I'd appreciate help working out the gradient of a rational Bezier curve $C = (\,x(t) \,, \,C_y(t) \,)$. I know that the gradient $g$ of a the parametric curve is
$$ g(t) = \left( \frac{dy(t)}{dt} \right) \left( \frac{dx(t)}{dt} \right)^{-1} $$
And from equation (10) of the paper Derivatives of rational Bezier curves (by M. S. Floater) I know that
$$ \frac{dx(t)}{dt} = \frac{ \omega_{0,n-1}(t) \; \omega_{1,n-1}(t) }{\omega_{0,n}^2}( \; x_{1,n-1}(t) \; - \; x_{0,n-1}(t) \; ) $$
and
$$ \frac{dy(t)}{dt} = \frac{ \omega_{0,n-1}(t) \; \omega_{1,n-1}(t) }{\omega_{0,n}^2}( \; y_{1,n-1}(t) \; - \; y_{0,n-1}(t) \; ) $$
where $x_{i,j}$ and $y_{i,j}$ are the coordinates of the control points of curve, obtained during recursive evaluation (I've taken some liberties with the notations used in the paper), from which I reason that
$$ g(t) = \frac{ y_{1,n-1}(t) \; - \; y_{0,n-1}(t) }{x_{1,n-1}(t) \; - \; x_{0,n-1}(t) } $$
So that for example if given a degree 3 rational Bezier curve with control points $(0,0),(3,0)(6,5)(9,5)$ and corresponding weights $(1, 3 , 3 , 1)$,
$$ g(t) = \frac{40t^2 - 30t}{18t^2 - 9} $$
The (discontinuity) in plot of this equation (shown below) suggests that the formula for g(t) is incorrect, as Bezier curves do not have discontinuities.
Edit
The parametric equation(s?) of the example rational Bezier curve above is (are?)
$$ x(t) = \frac{5t^3+45(1-t)t^2}{t^3+9(1-t)t^2+9(1-t)^2t+(1-t)^3} $$
$$ y(t) = \frac{9t^3+54(1-t)t^2+27(1-t)^2t}{t^3+9(1-t)t^2+9(1-t)^2t+(1-t)^3} $$
and the plot (below) looks about right
I haven't checked all your algebra, but your general approach looks correct.
The flaw in your reasoning is your statement that "Bezier curves don't have discontinuities". A (2D) Bezier curve is a mapping $t \mapsto (x(t), y(t)) = \mathbf{C}(t)$. It's true that this mapping is infinitely differentiable -- all its derivatives are continuous.
But this doesn't imply that the mapping $g(t) = y'(t)/x'(t)$ is continuously differentiable. In fact, $g(t)$ will have a discontinuity wherever $x'(t) = 0$ (i.e. wherever the curve has a vertical tangent).

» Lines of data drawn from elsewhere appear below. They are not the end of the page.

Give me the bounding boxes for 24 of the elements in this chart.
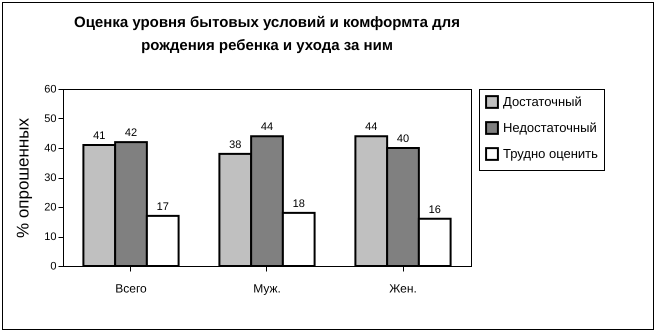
data-label: 42 — [124, 127, 138, 140]
y-tick-label: 20 — [44, 202, 56, 214]
y-tick-label: 0 — [50, 260, 56, 272]
data-label: 44 — [260, 121, 274, 134]
data-label: 18 — [292, 198, 305, 210]
legend-label: Недостаточный — [503, 120, 597, 135]
y-axis-title: % опрошенных — [13, 118, 32, 238]
data-label: 40 — [396, 133, 410, 145]
y-tick-label: 50 — [44, 113, 56, 125]
data-label: 17 — [156, 200, 169, 213]
legend-label: Достаточный — [503, 94, 582, 109]
x-tick-label: Муж. — [253, 282, 281, 296]
y-tick-label: 10 — [44, 231, 56, 243]
x-tick-label: Жен. — [389, 282, 417, 296]
y-tick-label: 60 — [44, 84, 56, 96]
y-tick-label: 30 — [44, 172, 56, 184]
data-label: 44 — [365, 121, 378, 134]
y-tick-label: 40 — [44, 142, 56, 154]
chart-title: Оценка уровня бытовых условий и комформта для рождения ребенка и ухода за ним — [74, 14, 460, 54]
x-tick-label: Всего — [115, 282, 148, 296]
legend-label: Трудно оценить — [503, 146, 598, 161]
data-label: 38 — [229, 138, 242, 151]
data-label: 16 — [428, 204, 441, 216]
data-label: 41 — [93, 130, 106, 142]
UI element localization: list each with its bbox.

It looks like there is some mistake in your computation of $g(t)$. Your expression for $g(t)$ will go to infinity when $t= \sqrt2$, which suggests that the curve has a vertical tangent when $t= \sqrt2$. But your picture of the curve looks correct, and clearly there is no place where its tangent is vertical.
Another reason your formula for $g(t)$ must be wrong -- when $t=1$ it should give $g(1)=0$, and it doesn't.